Friday, October 11, 2013

One of THOSE Days

I feel very fortunate to have dodged the clinical depression bullet. But every once in a while, melancholy
descends briefly, leaving me in a tangled heap on the floor, tears hot on my cheeks. I fantasize about cutting a tiny X on my ankle, mostly just to feel the purity of the pain. I resist. Even on a dark day I realize that some doors need to remain firmly closed. Eventually, I stand up and walk slowly from room to room, one foot in front of the other. I pick up a toy, start a load of laundry, wash a dish, tidy the pile of music in the front room. I'm listless, but I begin to catch momentum. Then an email sets me off and I collapse again, wrapping my arms around my gut to embrace the stab of utter uselessness. Part of me stands apart, shaking my head at the silly dramatics that no one else sees in the empty house.
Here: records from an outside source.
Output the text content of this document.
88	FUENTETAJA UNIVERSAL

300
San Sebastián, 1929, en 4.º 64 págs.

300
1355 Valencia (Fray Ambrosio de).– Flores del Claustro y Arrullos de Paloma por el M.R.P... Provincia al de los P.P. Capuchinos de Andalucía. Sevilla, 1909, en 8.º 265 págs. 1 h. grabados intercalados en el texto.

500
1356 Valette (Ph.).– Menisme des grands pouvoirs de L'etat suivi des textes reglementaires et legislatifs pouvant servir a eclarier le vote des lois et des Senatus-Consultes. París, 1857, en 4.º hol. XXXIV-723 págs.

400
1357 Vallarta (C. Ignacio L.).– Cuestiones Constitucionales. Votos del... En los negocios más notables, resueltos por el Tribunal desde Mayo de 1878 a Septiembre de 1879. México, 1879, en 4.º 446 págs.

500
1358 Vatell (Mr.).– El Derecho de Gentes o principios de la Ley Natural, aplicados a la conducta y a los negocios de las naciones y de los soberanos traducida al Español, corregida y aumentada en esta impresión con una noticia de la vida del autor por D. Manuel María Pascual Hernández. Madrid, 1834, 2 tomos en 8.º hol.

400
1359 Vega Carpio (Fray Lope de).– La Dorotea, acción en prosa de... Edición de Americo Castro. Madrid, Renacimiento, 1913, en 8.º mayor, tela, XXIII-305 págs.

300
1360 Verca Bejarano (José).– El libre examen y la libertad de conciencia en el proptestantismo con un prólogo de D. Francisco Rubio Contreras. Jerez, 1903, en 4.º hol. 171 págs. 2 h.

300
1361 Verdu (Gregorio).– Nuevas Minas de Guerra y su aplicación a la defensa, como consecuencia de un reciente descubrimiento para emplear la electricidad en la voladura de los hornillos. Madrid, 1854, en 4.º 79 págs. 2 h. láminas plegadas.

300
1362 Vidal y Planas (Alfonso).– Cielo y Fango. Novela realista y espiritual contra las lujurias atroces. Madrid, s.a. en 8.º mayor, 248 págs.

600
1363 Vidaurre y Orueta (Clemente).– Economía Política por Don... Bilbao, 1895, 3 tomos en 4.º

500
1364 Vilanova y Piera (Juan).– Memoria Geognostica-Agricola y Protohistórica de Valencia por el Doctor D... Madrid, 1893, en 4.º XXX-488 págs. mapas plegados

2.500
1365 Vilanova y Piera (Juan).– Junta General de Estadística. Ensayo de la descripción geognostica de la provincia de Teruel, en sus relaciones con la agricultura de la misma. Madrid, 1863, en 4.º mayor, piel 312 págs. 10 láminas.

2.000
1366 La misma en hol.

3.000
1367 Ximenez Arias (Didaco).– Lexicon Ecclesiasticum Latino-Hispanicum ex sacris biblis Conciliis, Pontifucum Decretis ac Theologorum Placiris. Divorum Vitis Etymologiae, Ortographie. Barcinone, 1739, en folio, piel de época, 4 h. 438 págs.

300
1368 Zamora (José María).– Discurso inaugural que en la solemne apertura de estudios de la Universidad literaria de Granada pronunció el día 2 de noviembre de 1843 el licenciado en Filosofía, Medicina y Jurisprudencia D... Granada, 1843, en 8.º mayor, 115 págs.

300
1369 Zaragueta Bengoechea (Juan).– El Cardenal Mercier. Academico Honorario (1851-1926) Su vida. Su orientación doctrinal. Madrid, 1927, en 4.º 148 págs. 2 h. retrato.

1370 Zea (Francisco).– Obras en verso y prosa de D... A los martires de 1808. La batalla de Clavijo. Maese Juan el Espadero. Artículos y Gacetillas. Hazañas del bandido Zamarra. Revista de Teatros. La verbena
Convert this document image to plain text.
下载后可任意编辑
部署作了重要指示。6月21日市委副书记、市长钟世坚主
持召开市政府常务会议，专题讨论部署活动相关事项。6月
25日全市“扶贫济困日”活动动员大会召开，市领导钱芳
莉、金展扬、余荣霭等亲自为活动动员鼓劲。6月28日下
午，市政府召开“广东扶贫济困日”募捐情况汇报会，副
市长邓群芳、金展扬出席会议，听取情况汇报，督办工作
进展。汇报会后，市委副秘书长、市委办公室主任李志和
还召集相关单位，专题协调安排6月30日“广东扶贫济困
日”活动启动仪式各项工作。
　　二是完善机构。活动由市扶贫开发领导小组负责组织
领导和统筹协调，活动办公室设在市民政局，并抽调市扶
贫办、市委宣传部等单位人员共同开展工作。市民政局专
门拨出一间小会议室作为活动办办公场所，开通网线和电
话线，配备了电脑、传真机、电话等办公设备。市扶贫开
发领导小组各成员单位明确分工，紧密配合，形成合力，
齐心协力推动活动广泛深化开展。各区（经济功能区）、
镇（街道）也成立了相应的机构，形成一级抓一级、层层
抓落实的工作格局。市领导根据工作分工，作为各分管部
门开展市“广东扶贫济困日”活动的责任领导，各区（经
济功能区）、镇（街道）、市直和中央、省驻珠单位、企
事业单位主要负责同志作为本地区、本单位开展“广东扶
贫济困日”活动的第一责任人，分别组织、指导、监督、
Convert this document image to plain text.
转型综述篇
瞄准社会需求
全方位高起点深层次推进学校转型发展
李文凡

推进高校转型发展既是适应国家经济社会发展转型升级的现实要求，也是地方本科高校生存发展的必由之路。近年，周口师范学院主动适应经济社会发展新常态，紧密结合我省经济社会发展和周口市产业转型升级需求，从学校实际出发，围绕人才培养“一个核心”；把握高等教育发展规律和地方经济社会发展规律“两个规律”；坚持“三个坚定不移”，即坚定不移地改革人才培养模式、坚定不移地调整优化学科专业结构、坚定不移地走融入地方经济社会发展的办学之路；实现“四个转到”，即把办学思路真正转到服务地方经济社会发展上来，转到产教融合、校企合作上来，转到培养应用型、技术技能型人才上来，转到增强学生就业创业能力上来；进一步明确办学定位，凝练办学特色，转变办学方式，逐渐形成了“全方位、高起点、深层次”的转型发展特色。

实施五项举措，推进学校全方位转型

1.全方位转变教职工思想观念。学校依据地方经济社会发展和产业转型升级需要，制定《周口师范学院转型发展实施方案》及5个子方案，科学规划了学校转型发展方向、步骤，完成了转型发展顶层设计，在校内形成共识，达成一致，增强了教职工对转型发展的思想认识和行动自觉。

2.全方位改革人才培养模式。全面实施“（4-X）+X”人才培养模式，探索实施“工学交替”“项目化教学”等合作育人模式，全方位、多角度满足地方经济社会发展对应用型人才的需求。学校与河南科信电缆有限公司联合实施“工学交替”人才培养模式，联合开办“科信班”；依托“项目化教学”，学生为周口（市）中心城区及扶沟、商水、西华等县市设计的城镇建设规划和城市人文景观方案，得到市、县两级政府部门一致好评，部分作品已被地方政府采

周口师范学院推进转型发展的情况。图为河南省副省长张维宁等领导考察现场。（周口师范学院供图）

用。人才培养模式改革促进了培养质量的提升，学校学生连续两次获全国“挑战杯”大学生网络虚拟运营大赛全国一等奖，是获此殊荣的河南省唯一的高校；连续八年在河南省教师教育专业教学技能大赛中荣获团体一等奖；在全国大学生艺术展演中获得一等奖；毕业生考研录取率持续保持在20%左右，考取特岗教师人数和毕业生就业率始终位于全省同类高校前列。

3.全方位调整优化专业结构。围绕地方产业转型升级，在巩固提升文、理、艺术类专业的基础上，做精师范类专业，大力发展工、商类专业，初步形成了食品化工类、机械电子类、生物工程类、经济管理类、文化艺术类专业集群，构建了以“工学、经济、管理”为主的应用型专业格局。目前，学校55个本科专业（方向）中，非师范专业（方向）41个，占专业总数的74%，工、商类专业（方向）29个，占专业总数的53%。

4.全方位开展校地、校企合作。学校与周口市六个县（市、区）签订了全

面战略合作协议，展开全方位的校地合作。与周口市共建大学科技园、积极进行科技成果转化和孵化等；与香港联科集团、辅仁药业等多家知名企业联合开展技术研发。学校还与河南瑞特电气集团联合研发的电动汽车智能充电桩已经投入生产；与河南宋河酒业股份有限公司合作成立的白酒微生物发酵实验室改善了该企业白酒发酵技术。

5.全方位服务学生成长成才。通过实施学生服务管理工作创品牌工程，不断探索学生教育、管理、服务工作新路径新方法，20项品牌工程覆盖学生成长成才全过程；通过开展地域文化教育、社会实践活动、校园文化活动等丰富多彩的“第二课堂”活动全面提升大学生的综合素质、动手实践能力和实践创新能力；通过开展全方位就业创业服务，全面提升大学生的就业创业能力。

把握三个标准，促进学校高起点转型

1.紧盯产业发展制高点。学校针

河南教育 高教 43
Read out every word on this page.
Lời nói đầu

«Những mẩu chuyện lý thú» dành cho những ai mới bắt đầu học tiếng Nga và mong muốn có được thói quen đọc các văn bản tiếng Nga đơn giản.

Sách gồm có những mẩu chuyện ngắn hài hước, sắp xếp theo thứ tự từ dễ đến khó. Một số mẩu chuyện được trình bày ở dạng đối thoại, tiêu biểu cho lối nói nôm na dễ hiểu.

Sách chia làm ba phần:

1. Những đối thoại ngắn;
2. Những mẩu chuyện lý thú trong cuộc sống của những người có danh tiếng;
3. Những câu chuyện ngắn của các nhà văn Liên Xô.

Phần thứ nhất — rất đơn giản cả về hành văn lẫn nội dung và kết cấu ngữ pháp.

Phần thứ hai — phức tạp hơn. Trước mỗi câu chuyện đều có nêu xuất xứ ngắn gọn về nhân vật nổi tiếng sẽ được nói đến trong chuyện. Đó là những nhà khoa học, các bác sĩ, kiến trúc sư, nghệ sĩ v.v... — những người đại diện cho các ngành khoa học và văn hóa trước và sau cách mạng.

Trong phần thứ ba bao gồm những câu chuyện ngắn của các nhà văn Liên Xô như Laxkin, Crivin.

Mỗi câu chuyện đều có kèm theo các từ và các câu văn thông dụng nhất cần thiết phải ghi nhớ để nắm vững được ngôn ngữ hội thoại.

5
Years ago, on another day like this, I called home, needing my father's usual wisdom and comforting words. But Daddy answered the phone in a bad mood, and I hung up quickly, feeling defensive and cheated. Prayer feels like that this week. God hears; I'm sure of it. But He declines to answer, busy with more important things than my petty mood, or accurately recognizing that I can muddle through just fine on my own and need the experience anyway. I will agree with God tomorrow, probably even pulling some profound tidbit from the process. Today, though, I feel abandoned, my faith buried under cynicism.

Evening wallowing loses its charm after a while, so I exercise. For an hour or so, I can outrun or out bike the melancholy. As my legs pump and my heart beats, I feel strong. Endorphins push the gloom away, and I rise to the surface to take a deep breath. Before long, I'll float to the top for good. By the time you read this, in fact, today's cynicism and gasping sobs will have faded into a memory of a day that I let the world win.

I hope I keep the memory, though, hope that in some way I can imagine these hours of melancholy stretching on for days or weeks. Then perhaps when I come across a friend buried under the waves, the heart that feels like stone now will find the empathy that I need to stretch out a hand. Perhaps I will stand on someone's porch, like a friend did for me today, not so much saying the words that needed to be said but offering a small patch of settled ground to help me gain my balance.


  1. Dodging the clinical depression bullet is DEFINITELY something about which to feel fortunate. However, one (small but significant) blessing that I've found from having "done time" in months of seemingly hopeless sadness? When a bad day comes along, as one did for me on Wednesday, being able to wake up on Thursday to find that the world (while still far from ideal) doesn't continue to be the dark place that it seemed before?

    It feels like Christmas morning, no joke. So, there's that.

    And you're right, being able to empathize is no small blessing either.

    Hope you're feeling better, or that you do soon.

  2. I appreciate very much those who are able to empathize when the dark days come. Hope are feeling better.

  3. I appreciate here the wisdom that experience can bring, such as feeling the despair and isolation life can bring but knowing that it will fade and better things will be ahead. I think that is one of the greatest blessings of maturity and what gives us more peace as we grow into, well.. grownups! We've seen storms and felt crushed, but we've lived in the sunshine, too.